We are seeking an experienced Health Claims Examiner to process and manage medical claims with accuracy, efficiency, and strong attention to detail. This role is responsible for reviewing, adjudicating, and resolving a variety of healthcare claims while ensuring compliance with benefit plans, policies, and regulatory requirements.
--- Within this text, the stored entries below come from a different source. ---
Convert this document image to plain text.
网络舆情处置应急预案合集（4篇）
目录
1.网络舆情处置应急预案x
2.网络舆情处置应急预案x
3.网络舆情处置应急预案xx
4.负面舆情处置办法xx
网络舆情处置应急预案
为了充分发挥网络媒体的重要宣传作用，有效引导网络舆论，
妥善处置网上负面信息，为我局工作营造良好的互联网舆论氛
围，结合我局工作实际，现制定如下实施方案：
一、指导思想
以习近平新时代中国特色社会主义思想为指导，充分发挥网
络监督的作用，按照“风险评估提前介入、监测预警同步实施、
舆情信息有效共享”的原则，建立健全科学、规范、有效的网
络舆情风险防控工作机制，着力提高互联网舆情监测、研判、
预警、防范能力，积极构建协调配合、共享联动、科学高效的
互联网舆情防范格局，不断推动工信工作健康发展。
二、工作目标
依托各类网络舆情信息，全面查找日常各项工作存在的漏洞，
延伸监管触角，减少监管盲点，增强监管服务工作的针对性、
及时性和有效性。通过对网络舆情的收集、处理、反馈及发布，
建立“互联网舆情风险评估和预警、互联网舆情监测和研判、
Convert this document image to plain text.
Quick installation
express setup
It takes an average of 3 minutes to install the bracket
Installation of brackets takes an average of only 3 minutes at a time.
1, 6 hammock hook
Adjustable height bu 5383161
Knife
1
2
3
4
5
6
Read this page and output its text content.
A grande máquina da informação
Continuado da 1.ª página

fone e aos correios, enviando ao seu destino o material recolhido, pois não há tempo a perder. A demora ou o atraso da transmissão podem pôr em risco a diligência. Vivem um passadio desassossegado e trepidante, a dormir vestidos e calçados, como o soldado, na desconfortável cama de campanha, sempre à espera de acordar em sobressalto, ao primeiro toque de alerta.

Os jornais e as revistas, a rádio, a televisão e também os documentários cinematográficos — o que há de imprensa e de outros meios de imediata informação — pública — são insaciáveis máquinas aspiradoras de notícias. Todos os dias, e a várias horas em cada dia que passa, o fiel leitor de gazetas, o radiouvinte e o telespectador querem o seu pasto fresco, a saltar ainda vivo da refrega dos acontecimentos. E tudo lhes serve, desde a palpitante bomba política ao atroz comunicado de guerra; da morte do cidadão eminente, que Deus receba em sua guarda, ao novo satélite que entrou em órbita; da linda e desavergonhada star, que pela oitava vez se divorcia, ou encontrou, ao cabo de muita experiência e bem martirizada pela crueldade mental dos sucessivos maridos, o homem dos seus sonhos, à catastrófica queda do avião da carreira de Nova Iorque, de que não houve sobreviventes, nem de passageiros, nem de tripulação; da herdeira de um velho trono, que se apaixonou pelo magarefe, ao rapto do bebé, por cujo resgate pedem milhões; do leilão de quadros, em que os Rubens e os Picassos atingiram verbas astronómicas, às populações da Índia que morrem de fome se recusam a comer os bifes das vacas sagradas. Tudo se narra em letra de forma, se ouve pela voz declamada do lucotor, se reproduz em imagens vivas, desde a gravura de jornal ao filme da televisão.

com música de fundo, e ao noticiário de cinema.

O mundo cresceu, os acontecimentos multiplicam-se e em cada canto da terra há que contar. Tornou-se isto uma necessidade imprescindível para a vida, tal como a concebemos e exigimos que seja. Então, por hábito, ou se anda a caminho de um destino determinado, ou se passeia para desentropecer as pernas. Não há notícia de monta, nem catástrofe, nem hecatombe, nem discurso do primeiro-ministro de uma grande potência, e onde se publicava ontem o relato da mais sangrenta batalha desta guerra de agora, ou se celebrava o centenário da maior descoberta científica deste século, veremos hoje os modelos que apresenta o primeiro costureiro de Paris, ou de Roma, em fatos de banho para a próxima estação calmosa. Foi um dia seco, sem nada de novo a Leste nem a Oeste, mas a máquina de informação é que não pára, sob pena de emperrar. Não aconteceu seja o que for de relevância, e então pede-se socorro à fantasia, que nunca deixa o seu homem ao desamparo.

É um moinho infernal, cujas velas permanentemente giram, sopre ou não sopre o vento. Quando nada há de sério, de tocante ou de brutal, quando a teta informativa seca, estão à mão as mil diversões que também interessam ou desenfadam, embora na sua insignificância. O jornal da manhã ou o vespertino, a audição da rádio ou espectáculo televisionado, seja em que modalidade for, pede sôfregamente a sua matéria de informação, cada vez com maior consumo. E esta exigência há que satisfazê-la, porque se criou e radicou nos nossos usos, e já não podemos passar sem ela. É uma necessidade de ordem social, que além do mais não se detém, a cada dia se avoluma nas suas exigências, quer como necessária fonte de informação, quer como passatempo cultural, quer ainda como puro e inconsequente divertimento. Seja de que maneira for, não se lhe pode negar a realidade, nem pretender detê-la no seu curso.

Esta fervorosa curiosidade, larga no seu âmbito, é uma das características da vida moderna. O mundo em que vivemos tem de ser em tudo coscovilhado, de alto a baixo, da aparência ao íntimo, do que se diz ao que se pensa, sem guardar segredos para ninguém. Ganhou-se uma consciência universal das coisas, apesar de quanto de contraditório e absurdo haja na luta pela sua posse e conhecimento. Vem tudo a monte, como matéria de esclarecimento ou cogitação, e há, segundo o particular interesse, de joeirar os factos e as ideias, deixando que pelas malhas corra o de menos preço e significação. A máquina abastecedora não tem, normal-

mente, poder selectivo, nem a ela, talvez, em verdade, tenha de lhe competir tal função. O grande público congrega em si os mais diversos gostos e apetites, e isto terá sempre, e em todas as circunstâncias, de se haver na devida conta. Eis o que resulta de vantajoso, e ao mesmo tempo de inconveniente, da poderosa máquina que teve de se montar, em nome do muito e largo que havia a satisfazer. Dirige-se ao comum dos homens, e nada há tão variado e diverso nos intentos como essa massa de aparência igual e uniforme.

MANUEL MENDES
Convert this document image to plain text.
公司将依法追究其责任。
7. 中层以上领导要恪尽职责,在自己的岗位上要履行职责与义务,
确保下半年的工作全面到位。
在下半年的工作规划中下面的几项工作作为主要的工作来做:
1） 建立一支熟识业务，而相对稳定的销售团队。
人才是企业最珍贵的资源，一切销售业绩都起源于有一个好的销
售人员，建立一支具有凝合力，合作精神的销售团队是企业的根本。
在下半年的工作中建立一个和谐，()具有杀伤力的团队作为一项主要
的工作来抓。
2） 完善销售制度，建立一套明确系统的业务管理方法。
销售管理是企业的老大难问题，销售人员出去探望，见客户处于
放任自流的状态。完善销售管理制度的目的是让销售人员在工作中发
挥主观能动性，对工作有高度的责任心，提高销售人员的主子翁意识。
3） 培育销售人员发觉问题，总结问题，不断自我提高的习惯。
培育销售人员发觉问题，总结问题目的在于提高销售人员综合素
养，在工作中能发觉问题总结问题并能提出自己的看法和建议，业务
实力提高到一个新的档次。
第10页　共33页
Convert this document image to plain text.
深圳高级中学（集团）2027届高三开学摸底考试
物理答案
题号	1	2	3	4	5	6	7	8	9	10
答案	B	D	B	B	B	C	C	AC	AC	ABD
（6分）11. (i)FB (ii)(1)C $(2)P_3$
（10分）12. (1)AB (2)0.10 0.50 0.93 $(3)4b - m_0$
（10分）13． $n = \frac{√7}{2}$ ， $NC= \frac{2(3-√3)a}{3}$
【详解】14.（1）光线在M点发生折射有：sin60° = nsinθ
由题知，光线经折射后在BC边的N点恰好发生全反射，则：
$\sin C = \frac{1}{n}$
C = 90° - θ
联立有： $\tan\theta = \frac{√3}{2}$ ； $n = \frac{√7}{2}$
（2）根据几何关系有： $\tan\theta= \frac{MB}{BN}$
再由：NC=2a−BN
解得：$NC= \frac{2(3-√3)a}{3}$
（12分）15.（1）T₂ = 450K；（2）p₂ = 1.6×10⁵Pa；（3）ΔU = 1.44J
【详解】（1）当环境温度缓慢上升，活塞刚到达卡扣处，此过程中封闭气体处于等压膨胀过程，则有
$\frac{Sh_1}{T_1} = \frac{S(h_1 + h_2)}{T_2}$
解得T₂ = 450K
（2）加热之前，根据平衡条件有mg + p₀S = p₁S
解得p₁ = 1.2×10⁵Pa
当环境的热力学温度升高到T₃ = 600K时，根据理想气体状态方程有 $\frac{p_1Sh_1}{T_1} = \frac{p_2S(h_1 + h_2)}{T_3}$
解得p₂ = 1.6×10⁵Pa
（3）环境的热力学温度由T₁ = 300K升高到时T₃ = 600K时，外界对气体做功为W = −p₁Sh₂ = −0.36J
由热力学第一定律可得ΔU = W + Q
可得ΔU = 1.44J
The ideal candidate brings deep claims expertise, strong analytical skills, and a service-oriented mindset.

Essential Job Functions
  • Process paper and electronic professional, facility, ancillary, and out-of-state (Blue Card®) claims, including pay, deny, and pend determinations.
  • Research, resolve, and adjust claims by correcting allowances, recovering overpayments, and reprocessing failed or previously paid claims.
  • Apply detailed plan knowledge, including covered expenses, exclusions, coordination of benefits, and Medicare coordination.
  • Review claims for fraud, waste, abuse, hospital-acquired conditions, Workers' Compensation, and Third-Party Liability; refer cases as appropriate.
  • Identify claims requiring clinical review, obtain medical records, and refer cases to the Claims Manager.
  • Communicate professionally with members and providers to resolve inquiries, follow up on pended claims, and complete corrections and adjustments.
  • Provide backup support to Member Services and function as a Member Services Representative when needed.
  • Meet established productivity, quality, and schedule adherence standards.
  • Follow internal policies and procedures and participate in special projects or assignments as directed.
Required Knowledge, Skills & Experience
  • High school diploma or GED required.
  • Minimum of three- five years of recent health claims processing experience
  • Experience processing group medical claims or healthcare benefits from a payer or provider perspective.
  • Strong knowledge of medical terminology, billing practices, CPT, ICD-9/ICD-10, HCPCS, DRG, and revenue codes.
  • Solid understanding of benefit plans, coordination of benefits, exclusions, and third-party liability.
  • Strong analytical, organizational, and problem-solving skills with exceptional attention to detail.
  • Proficiency with Windows-based computer applications and the ability to learn complex claims systems.
  • Excellent written and verbal communication skills with a strong customer-service orientation.
  • Ability to multitask, work under pressure, and collaborate effectively in a team environment.

Location: El Monte, CA
Work Schedule: Monday-Friday, 8:30 a.m. - 4:30 p.m.
Work Environment: Onsite
Parking: Provided
Pay Rate: $23-28 per hour

All qualified applicants will receive consideration for employment without regard to race, color, national origin, age, ancestry, religion, sex, sexual orientation, gender identity, gender expression, marital status, disability, medical condition, genetic information, pregnancy, or military or veteran status. We consider all qualified applicants, including those with criminal histories, in a manner consistent with state and local laws, including the California Fair Chance Act, City of Los Angeles' Fair Chance Initiative for Hiring Ordinance, and Los Angeles County Fair Chance Ordinance.